La jet-set qui a «fait» Marrakech migrerait discrètement vers Tanger. Les salons adorent ce genre d’histoire. Ils ajoutent qu’il «faut suivre le wali Hassad à la trace pour faire de bonnes affaires». Il y a peut-être un avertissement dans ces ragots: n’y a-t-il pas une bulle spéculative à Marrakech? La magie de Marrakech va-t-elle durer? peut-elle durer? quels sont les ingrédients de sa durabilité?
En fait Marrakech se développe toute seule sur sa propre lancée. «Elle n’a pas besoin de plan de développement», disent en cœur et depuis longtemps toute une partie des professionnels locaux relayés par une partie des autorités locales. L’autre partie des professionnels et des autorités locales développent exactement le point de vue opposé à partir du même constat : «puisque Marrakech se développe toute seule, il faut un plan très précis pour que ce développement ne se retourne pas contre la ville et qu’un jour le produit Marrakech ne soit bradé».
Valeur aujourd’hui, Marrakech «est en train de préparer un plan», ce qui revient à ne pas en avoir tout en satisfaisant les tenants du plan. Il n’y pas de solution toute prête car le programme de développement touristique est de fait un programme d’aménagement du territoire, sans que cela ait été dit clairement. C’est le premier niveau du problème de pilotage que pose la Vision 2010. Mais il y en a d’autres que devront éclaircir, autant que faire se peut, les Assises nationales d’Agadir les 9 et 10 décembre. Cela tombe bien, les assises nationales sont faites pour vider les querelles maroco-marocaines avant les Assises internationales (le 3 mars prochain à Fès). A ce moment-là il faudra s’être mis d’accord et marcher comme un seul homme.
La question du pilotage est exactement la question qui fâche et ce n’est pas pour rien que depuis le démarrage de «Vision 2010» tout le monde a évité de mettre ce sujet au programme d’une des assises.
Ce ne sont pas des questions faciles. En effet, le tourisme s’imbrique dans la société marocaine, la politique touristique, elle, s’imbrique dans la politique tout court, pas seulement dans la politique économique. Par exemple, sont laissées dans le flou les questions des pouvoirs respectifs des walis, des maires et des Conseils régionaux du tourisme, des relations que chacun de ces acteurs entretient avec l’Etat.

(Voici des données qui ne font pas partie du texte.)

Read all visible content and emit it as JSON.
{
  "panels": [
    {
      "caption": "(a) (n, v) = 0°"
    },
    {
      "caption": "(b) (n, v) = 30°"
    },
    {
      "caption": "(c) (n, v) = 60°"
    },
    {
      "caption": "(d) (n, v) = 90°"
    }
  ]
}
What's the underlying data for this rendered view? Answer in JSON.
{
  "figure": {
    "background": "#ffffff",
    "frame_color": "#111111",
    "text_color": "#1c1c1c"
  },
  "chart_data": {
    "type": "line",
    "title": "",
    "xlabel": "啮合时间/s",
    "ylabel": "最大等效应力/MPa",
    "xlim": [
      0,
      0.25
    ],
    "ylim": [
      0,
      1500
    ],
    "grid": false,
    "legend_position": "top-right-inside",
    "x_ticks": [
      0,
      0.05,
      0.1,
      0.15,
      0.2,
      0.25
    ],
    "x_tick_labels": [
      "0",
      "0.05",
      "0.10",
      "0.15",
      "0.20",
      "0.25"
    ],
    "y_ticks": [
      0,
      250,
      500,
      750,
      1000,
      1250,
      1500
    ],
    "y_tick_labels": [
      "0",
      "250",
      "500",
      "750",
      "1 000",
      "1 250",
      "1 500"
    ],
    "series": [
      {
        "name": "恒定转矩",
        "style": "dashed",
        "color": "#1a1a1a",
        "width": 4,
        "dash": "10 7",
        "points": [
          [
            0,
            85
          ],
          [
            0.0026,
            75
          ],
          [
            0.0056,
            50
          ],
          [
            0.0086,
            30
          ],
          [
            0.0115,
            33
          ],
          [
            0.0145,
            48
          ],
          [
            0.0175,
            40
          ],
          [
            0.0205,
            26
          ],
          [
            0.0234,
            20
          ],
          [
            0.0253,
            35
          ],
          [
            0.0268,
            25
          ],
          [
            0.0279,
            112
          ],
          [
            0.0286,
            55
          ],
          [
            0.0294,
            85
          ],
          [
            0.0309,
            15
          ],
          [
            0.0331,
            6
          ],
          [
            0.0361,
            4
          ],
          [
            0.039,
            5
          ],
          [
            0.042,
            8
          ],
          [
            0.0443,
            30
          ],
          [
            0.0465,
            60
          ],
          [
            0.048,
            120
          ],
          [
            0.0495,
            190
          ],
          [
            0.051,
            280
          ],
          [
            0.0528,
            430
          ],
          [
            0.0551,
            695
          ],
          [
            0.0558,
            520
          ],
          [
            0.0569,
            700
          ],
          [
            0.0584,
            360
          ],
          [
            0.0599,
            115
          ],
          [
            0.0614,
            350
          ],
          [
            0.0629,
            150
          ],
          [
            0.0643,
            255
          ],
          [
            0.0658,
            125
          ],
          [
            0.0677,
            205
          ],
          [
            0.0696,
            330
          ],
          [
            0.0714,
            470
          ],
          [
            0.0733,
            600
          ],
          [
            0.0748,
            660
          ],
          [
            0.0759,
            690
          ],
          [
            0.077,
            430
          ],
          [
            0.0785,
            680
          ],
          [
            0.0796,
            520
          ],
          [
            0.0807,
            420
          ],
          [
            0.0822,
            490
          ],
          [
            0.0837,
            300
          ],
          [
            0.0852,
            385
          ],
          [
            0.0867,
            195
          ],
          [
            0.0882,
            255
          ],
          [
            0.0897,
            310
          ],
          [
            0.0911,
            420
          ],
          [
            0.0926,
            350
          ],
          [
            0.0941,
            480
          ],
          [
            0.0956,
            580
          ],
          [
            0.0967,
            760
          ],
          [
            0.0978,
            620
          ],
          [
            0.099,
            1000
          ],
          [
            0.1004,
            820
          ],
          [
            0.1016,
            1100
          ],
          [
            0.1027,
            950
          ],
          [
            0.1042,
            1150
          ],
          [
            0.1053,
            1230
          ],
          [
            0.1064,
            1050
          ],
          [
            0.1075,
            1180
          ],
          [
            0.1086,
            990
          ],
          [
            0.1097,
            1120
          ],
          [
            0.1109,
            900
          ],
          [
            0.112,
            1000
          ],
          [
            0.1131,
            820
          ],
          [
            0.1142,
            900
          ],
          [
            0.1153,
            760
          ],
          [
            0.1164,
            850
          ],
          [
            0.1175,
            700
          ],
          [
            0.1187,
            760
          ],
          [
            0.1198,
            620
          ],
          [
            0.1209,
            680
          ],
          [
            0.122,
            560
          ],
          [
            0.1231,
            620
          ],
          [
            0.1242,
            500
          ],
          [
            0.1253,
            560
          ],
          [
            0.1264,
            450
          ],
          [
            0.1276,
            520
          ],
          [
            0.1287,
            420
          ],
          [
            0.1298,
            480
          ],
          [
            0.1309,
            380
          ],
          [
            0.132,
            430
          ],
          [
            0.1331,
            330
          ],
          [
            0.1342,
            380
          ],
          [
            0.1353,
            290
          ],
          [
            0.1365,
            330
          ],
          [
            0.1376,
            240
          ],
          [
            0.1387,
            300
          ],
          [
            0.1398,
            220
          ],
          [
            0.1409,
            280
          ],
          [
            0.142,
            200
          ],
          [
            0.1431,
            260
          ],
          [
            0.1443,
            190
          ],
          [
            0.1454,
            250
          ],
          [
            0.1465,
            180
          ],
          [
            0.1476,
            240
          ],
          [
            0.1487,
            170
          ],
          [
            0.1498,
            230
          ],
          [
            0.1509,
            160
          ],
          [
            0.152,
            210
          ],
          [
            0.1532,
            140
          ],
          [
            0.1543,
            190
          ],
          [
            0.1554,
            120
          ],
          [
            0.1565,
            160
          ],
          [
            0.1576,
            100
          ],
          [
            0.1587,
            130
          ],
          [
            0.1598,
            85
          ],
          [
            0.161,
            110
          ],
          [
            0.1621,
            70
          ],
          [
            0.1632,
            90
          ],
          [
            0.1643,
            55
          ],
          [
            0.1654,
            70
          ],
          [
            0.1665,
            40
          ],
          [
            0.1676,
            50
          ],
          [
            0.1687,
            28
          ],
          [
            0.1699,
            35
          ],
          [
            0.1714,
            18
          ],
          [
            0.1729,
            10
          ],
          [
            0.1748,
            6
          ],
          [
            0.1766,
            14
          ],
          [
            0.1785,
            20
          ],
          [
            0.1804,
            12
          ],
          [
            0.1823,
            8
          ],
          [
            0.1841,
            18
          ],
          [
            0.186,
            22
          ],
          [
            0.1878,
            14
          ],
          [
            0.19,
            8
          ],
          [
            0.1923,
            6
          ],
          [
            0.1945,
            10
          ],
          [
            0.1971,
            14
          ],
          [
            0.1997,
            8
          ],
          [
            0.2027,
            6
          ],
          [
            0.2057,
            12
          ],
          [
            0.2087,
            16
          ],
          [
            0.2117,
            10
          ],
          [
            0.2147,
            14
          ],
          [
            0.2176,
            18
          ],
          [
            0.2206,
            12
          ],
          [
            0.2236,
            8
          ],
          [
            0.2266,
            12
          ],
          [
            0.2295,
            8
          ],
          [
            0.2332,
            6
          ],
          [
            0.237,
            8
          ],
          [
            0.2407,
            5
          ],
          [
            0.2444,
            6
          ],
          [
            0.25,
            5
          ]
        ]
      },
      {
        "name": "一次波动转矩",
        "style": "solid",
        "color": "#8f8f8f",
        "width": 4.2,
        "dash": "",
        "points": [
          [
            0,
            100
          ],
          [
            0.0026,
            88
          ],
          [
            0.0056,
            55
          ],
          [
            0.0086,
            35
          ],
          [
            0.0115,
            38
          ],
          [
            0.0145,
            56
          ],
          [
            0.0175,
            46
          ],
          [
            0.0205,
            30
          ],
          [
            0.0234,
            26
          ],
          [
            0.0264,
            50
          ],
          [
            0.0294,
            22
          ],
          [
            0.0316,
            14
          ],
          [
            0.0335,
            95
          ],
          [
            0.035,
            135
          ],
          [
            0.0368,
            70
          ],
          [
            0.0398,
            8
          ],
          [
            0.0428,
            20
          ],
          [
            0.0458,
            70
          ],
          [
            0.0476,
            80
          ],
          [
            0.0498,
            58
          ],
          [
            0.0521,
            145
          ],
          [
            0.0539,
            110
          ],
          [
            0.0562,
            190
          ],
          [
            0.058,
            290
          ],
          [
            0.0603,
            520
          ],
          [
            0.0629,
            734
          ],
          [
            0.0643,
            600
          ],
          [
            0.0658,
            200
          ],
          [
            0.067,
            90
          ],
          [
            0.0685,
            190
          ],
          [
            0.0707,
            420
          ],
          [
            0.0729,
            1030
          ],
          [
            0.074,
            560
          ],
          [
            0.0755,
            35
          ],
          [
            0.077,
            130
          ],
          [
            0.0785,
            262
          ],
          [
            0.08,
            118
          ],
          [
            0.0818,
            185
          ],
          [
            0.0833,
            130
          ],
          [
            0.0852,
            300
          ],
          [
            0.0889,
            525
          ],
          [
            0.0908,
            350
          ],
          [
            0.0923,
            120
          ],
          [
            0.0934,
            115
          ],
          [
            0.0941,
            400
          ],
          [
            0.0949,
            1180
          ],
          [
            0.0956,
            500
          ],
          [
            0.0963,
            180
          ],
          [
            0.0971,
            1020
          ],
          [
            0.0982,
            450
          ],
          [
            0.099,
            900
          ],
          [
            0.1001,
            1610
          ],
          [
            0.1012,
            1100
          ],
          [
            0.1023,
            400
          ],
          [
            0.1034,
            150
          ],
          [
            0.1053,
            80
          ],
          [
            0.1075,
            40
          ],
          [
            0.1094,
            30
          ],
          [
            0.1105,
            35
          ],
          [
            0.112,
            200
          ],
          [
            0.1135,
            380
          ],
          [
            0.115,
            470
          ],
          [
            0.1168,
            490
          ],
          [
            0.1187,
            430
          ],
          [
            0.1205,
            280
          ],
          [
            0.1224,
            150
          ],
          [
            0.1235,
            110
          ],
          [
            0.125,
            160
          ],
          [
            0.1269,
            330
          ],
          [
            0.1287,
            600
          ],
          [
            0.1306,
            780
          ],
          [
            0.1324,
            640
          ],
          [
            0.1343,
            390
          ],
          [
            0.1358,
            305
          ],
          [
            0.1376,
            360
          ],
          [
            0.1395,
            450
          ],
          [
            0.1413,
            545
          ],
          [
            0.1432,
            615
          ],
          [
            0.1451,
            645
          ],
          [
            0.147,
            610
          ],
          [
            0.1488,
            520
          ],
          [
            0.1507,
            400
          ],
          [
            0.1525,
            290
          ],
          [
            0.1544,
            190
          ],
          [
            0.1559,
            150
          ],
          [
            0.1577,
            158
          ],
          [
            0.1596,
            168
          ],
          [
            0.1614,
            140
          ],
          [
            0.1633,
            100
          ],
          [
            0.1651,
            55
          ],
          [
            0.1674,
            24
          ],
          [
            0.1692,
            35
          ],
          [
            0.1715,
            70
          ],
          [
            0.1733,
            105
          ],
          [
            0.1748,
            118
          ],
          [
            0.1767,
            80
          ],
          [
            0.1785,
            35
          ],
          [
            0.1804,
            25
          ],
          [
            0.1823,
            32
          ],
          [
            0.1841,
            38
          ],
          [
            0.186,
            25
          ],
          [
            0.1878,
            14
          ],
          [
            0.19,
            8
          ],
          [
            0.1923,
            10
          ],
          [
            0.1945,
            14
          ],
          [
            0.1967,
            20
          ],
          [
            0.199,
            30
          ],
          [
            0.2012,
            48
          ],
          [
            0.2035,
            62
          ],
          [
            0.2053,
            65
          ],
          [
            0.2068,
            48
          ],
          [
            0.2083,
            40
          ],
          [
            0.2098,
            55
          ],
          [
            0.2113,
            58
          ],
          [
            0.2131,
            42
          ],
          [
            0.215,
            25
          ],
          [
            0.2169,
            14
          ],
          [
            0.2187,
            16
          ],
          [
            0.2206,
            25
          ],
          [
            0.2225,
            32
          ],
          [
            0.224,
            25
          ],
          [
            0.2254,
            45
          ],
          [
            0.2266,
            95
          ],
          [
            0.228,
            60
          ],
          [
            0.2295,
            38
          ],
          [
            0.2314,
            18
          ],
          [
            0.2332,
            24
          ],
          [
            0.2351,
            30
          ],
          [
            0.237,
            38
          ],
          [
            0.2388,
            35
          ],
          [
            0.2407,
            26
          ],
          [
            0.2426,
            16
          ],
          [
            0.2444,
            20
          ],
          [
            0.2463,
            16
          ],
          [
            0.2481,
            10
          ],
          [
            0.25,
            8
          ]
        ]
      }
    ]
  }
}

Et puis il y a des questions tabous: le gouvernement et le ministre du Tourisme ont engagé leur responsabilité politique sur les «10 millions de touristes en 2010». Ne risquent-ils pas de faire de la quantité à la place de la qualité? Et inversement, ceux qui veulent faire cette fameuse qualité, ne cachent-ils pas sous cette référence l’envie de fermer le secteur aux nouveaux arrivants?
Bonne question…
Et les RH ?
Aux assises, le deuxième sujet, avant le très à la mode «tourisme durable» (qui sera traité le dimanche 10 décembre) porte sur les ressources humaines. La question est simple, la réponse ne l’est pas: mais pourquoi donc personnes n’est content, ni les clients qui trouvent le personnel gentil mais pas assez professionnel, les employés qui trouvent que les patrons sont des exploiteurs sans vision à long terme et les patron qui disent qu’ils ne trouvent personne à la hauteur des métiers du tourisme. Tout le monde a raison. Le tourisme n’attire pas assez les jeunes à potentiel car ils ne voient pas où sont les carrières possibles, les patrons sous-payent leur collaborateurs car «ils faut tout leur apprendre». Pourtant, le secteur va droit dans le mur s’il ne réagit pas à toute vitesse et intelligemment au goulot d’étranglement qui se présente sur les ressources humaines.